Organizations including Habitat for Humanity of Atlantic County and the Fuller Center for Housing in the New Jersey Pines have hundreds of thousands of dollars through grant programs including The Robin Hood Foundation, but finding residents who are willing to allow volunteers to come in to do the work or are willing to go through the complicated vetting process has proved to be a major challenge.
Trust may be a big reason, said Merle Brown, president of the Fuller Center’s New Jersey branch.
“Lots of well-intentioned people came in after the storm and maybe didn’t do such a great job (with work),” she said. “We’re also dealing with a lot of people who have been promised a lot of things and nothing has been delivered.”
Craig Snow, operations director for Atlantic City’s long-term recovery group, said he has worked in disasters around the country and was surprised by the level of distrust among residents in Atlantic City and the state as volunteers have offered help.
“What I’m finding as a newcomer is a greater level of fear and suspicion,” Snow said of the city. “That’s going to impact the recovery, and we’ll have to work around that and do our best.”
The Fuller Center received a $250,000 grant from the Robin Hood Foundation and plans to repair 200 homes in Atlantic City over the next year, Brown said. At the end of April, the center will hold a weeklong build for 30 homes in Atlantic City, 27 of which were selected last week, Brown said. That still leaves the group looking for lots of homes in need of repairs. Residents must first register with the Atlantic City Long Term Recovery Center at the Second Baptist Church, and a team will assess whether those homeowners meet income and other requirements.
Brown said she hopes that as work starts on some Atlantic City houses, other homeowners will come forward.
“Maybe these 30 homeowners will then say to their friends and their neighbors that ‘Hey, these people are for real,’” she said. “And that will start getting more people moving forward.”
Zaida Cordova, 50, of North New Jersey Avenue in Atlantic City, is one of those residents who wants others to know the help is for real. Cordova owns her house outright and did not have flood insurance. The storm sent a foot and a half of water into her two-story house, destroying the entire first floor. The Federal Emergency Management Agency told her it could not help because she did not have insurance, so she and two friends have been living in the second floor of the damaged house since December.
In February, Cordova said, someone from the Atlantic City recovery group contacted her, asking whether she needed help.
“I told them nobody can help me because I make enough money,” she said. But the group still connected Cordova with volunteers, who mucked out the first floor, helped treat for mold and are gradually replacing floors and walls — without any cost to her.
“There are so many people that are being blessed by these people, who don’t know you.

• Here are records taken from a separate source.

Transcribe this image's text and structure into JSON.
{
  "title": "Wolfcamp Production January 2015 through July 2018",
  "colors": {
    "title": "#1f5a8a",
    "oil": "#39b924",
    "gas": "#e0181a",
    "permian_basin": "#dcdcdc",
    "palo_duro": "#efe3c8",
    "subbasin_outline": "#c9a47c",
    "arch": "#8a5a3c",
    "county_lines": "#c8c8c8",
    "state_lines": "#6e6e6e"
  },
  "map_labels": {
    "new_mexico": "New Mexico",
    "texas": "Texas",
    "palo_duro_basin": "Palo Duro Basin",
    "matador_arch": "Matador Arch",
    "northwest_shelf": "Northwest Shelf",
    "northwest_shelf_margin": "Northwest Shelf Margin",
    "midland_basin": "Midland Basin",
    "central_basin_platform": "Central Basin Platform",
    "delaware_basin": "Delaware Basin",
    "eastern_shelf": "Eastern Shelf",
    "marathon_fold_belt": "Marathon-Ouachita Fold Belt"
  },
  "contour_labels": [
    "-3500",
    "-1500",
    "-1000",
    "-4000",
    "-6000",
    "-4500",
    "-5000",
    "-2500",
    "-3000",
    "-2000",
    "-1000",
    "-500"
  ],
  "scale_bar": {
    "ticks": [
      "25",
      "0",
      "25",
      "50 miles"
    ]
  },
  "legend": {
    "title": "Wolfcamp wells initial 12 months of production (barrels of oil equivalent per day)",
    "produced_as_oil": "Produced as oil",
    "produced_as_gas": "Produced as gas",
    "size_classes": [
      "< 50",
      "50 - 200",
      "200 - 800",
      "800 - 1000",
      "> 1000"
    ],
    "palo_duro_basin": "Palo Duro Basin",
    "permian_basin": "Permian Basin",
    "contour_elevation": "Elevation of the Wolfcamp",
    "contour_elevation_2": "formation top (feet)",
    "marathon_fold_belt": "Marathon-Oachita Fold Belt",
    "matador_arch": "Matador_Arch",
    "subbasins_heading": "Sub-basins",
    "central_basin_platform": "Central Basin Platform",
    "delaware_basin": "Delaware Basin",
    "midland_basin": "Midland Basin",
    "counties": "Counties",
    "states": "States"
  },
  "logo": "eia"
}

They’re here from other places, and they come to help you,” Cordova said.
Long-term recovery groups, which act as the general organizers for groups offering rebuilding help and as the starting point for residents needing assistance, are working to assess the general need in the region. Atlantic County’s group is in the midst of going door to door in Ventnor to find out which homes still need help, which homes are second homes and therefore not eligible for aid and which houses are on the road to recovery. Once residents — homeowners, renters and landlords — register with the long-term groups, caseworkers there will help determine what type of need they have and which group is best suited to help.
Homeowners who have insurance are in the process of figuring out how big the gap will be between the cost of rebuilding versus their insurance reimbursement. Other homeowners had no insurance, Phillips said, and they are often the ones who are not OK.
“We know they are out there. We’re sure there are houses that have not been mucked out yet, and they’re still living in these damp homes,” said Henry Wise, regional coordinator for the Salvation Army and chairman of the Atlantic County Long Term Recovery Group. “We’re desperately trying to get to these people, but for one reason or another, they don’t answer their doors or they’re afraid to give us information.”